★ ★ ★ ★
In a grim future in which mutants and their human sympathizers are systematically hunted and killed by towering, unstoppable robots called Sentinels, Wolverine travels back in time to prevent mass genocide in X-Men: Days of Future Past. This deftly scripted and unusually affecting installment of the long-running series is marked by the notable return of director Bryan Singer (X-Men, X2: X-Men United), who succeeds in delivering a film that ranks among the very best of the franchise.
The film opens in a dark and desolate future that was set in motion in 1973, when brilliant scientist Dr. Bolivar Trask (Peter Dinklage) created a series of giant robots called Sentinels for the sole purpose of wiping out mutants, whom he claimed were a direct threat to the human race. Though initially programmed solely to target mutants, the Sentinels soon began eradicating humans who possessed the DNA to breed mutants, and eventually, any mortal mutant sympathizers. Desperate, Prof. Xavier (Patrick Stewart) and Magneto (Ian McKellen) devise a plan to have Kitty Pryde (Ellen Page) send Wolverine (Hugh Jackman) back to the year when Mystique (Jennifer Lawrence) assassinated Trask—it turns out that Mystique inadvertently accelerated the Sentinel program when she was subsequently captured by Sgt. William Stryker (Josh Helman), who succeeded at harvesting her DNA to make the robots more powerful than ever before.
Upon arriving in the past, Wolverine quickly seeks out a much younger Charles Xavier (James McAvoy), as well as Beast (Nicholas Hoult) and Quicksilver (Evan Peters), and together they help break a young Magneto (Michael Fassbender) out of a heavily fortified prison cell hundreds of feet beneath the Pentagon. Meanwhile, with the help of Havok, Ink, Toad, and Spike, Mystique is already moving in for the kill. Although Wolverine, Beast, Charles, and Magneto manage to thwart the assassination, Charles and Magneto once again find themselves at odds after the latter attempts to alter the plan at the last moment, creating a mass panic during a post-Vietnam War peace summit in Paris. And Dr. Trask, still fuming from having had the Sentinel program rejected by Congress, takes his proposal directly to President Nixon (Mark Camacho), laying the groundwork for an even darker future than the one Wolverine was sent back to prevent.
Between the time-traveling, the globe-trotting, and the plethora of characters both human and mutant featured in X-Men: Days of Future Past, it’s something of a small miracle that the film doesn’t dwarf The Wolf of Wall Street in terms of running time. Despite the challenge of telling a story that’s genuinely epic in scope, screenwriter Simon Kinberg manages to incorporate all of these daunting factors into a script that’s impressively lean yet rich in detail. Practically all of the key players are given satisfying story arcs that are true to their characters’ personalities and motivations, allowing us to connect with them on an emotional level.
Of course, it helps that a talented cast has been tasked with bringing these characters to life, and thanks to some of the most talented actors and actresses of their generation, each of their arcs possess the appropriate gravity.

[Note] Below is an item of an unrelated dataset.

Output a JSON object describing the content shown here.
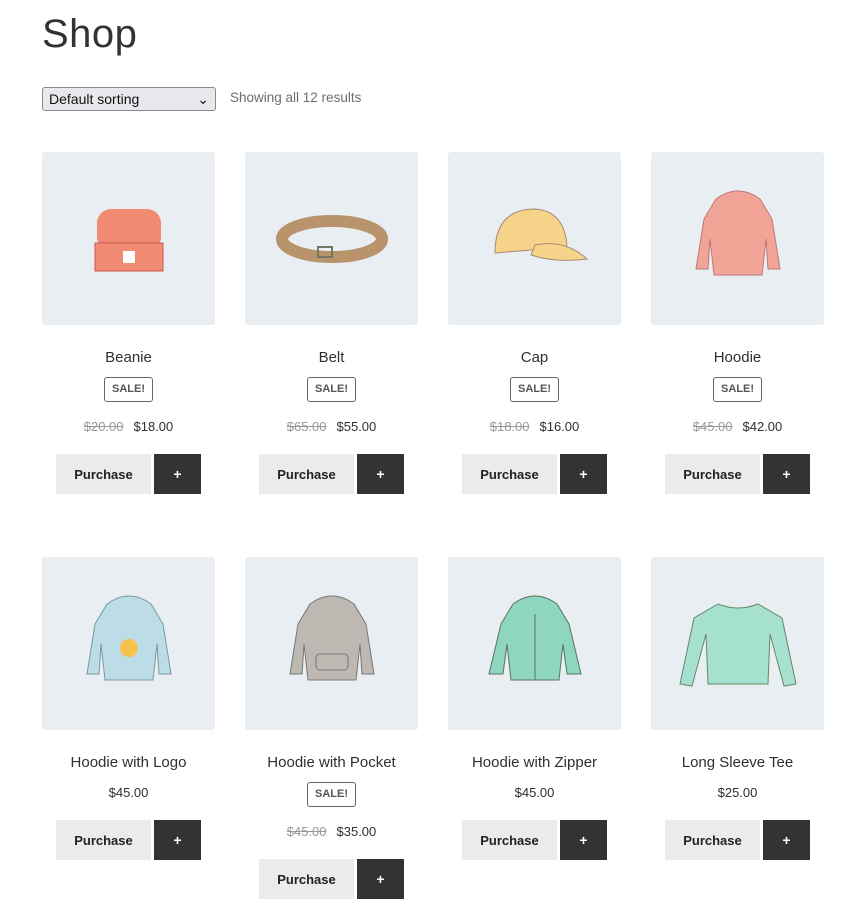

Fassbender and Lawrence in particular are incredibly engaging as the rogue mutants whose blinding rage prevents them from seeing the consequences of their actions, and Dinklage is deeply compelling as the man who fails to grasp the terrifying implications of his unrelenting xenophobia. It’s his character who serves as the lens for Kinberg to explore the psychology of fear that has fueled horrific atrocities such as the Holocaust, and that is never quite as far from reality as some would like to believe.

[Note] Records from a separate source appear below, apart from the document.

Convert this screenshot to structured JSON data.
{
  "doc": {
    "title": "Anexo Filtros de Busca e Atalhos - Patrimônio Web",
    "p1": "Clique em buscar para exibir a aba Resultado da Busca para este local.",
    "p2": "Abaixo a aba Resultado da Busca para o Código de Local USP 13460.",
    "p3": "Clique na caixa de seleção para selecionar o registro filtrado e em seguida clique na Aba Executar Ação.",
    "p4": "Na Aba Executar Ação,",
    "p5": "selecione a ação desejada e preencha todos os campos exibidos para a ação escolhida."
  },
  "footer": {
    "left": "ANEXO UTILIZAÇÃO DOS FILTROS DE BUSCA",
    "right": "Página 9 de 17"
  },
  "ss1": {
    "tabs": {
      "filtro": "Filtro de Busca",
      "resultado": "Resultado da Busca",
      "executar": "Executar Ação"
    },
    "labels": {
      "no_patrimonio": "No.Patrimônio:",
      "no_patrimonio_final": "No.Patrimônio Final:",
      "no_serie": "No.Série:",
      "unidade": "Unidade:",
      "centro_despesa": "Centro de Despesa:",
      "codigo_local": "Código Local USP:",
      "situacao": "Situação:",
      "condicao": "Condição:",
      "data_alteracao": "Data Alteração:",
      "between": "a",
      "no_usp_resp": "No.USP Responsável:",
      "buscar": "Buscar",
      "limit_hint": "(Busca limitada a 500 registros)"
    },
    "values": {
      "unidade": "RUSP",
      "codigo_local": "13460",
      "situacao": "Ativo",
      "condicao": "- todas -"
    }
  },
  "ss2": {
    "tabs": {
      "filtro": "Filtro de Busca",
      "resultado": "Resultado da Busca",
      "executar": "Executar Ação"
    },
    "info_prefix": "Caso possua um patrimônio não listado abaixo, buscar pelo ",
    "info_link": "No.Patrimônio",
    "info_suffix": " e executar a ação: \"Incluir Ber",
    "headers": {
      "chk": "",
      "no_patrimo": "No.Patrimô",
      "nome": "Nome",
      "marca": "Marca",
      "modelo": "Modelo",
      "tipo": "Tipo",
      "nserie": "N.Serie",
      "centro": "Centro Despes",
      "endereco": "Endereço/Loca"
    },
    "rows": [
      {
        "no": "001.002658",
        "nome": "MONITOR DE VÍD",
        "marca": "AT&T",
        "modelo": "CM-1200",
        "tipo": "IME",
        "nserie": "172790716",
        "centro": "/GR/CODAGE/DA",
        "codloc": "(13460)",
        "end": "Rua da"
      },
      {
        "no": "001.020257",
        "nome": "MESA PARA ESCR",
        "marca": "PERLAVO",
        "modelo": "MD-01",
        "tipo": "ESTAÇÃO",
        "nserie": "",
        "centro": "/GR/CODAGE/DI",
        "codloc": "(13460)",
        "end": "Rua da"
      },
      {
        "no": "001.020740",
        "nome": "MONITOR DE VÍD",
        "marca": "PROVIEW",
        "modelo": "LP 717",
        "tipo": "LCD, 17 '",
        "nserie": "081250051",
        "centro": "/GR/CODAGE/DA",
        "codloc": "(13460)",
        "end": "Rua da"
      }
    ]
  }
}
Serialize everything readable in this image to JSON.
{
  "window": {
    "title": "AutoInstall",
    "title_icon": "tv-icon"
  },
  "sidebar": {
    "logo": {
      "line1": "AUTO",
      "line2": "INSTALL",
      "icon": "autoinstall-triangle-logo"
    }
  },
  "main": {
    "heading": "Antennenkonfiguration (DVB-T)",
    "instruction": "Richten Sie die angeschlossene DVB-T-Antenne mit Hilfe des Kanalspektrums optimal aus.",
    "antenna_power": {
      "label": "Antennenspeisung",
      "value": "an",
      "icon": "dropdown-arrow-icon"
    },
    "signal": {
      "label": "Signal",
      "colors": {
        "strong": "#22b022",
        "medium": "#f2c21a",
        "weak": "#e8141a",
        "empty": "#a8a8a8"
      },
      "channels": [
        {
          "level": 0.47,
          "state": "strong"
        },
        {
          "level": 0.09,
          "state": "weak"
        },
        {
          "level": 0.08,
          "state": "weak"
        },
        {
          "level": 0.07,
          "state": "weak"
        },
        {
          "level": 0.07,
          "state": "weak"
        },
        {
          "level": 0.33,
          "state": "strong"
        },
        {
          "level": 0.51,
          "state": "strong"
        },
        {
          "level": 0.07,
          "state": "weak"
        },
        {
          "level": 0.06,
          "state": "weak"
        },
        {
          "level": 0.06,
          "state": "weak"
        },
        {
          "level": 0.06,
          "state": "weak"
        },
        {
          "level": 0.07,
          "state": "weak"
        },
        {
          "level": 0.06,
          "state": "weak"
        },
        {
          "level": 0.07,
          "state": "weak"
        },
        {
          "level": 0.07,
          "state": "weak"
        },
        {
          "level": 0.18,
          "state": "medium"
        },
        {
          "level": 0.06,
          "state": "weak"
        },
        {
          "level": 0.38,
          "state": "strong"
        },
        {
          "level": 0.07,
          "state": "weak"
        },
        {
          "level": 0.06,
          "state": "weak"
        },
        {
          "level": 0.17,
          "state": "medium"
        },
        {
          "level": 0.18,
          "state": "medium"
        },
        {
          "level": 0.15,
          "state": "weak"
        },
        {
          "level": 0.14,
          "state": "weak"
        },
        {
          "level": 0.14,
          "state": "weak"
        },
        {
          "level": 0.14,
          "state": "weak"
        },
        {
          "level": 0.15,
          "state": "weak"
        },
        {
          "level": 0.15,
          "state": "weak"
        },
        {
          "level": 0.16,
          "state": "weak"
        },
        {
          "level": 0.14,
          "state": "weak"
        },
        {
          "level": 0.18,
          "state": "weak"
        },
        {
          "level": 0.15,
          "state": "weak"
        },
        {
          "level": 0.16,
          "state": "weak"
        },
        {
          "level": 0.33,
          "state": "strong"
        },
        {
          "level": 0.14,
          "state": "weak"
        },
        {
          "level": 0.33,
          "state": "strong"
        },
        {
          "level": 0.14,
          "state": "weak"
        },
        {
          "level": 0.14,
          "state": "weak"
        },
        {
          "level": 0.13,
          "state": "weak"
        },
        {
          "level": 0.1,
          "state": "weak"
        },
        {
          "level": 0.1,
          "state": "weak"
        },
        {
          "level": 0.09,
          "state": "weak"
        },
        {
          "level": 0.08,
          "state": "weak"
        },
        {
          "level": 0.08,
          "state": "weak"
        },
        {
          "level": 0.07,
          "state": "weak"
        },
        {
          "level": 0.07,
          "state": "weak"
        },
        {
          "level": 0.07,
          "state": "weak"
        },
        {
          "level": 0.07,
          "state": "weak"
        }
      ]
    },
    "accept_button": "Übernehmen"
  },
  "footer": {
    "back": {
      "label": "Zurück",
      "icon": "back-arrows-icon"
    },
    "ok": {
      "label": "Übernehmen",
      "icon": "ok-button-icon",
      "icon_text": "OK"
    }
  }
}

Much like Wolverine’s mission, it all could have fallen apart so easily without a sense of focus, but Singer, returning to the franchise for the first time since 2003’s X2, crafts a sequel that stands shoulder-to-shoulder with the best of the series. Opening with a spectacular sequence that dares us not to blink as it introduces a nightmarish new threat, he is at the top of his game in terms of action, using spatial relations and special effects in ways that make the threat to the mutants unequivocally terrifying. Still, as any perceptive director would, Singer wisely softens the tone following the intensity of the incredibly grim introduction, emphasizing character development and humor as Wolverine arrives back in the early 1970s—especially in a showstopping scene in which Quicksilver helps to break Magneto out of the Pentagon. By disarming us with these sequences, Singer and Kinberg allow us to focus on the characters and their relationships—both crucial components when it comes to reinforcing the film’s central themes of actions and consequence.
At a time when comic-book fatigue is as much a threat to the box office as the Sentinels are to the mutants, Singer’s ambitious sequel not only reinforces the strengths of the series that helped to kick off the millennial superhero-movie trend, but also maintains that, at their best, these films can be more than just mindless entertainment.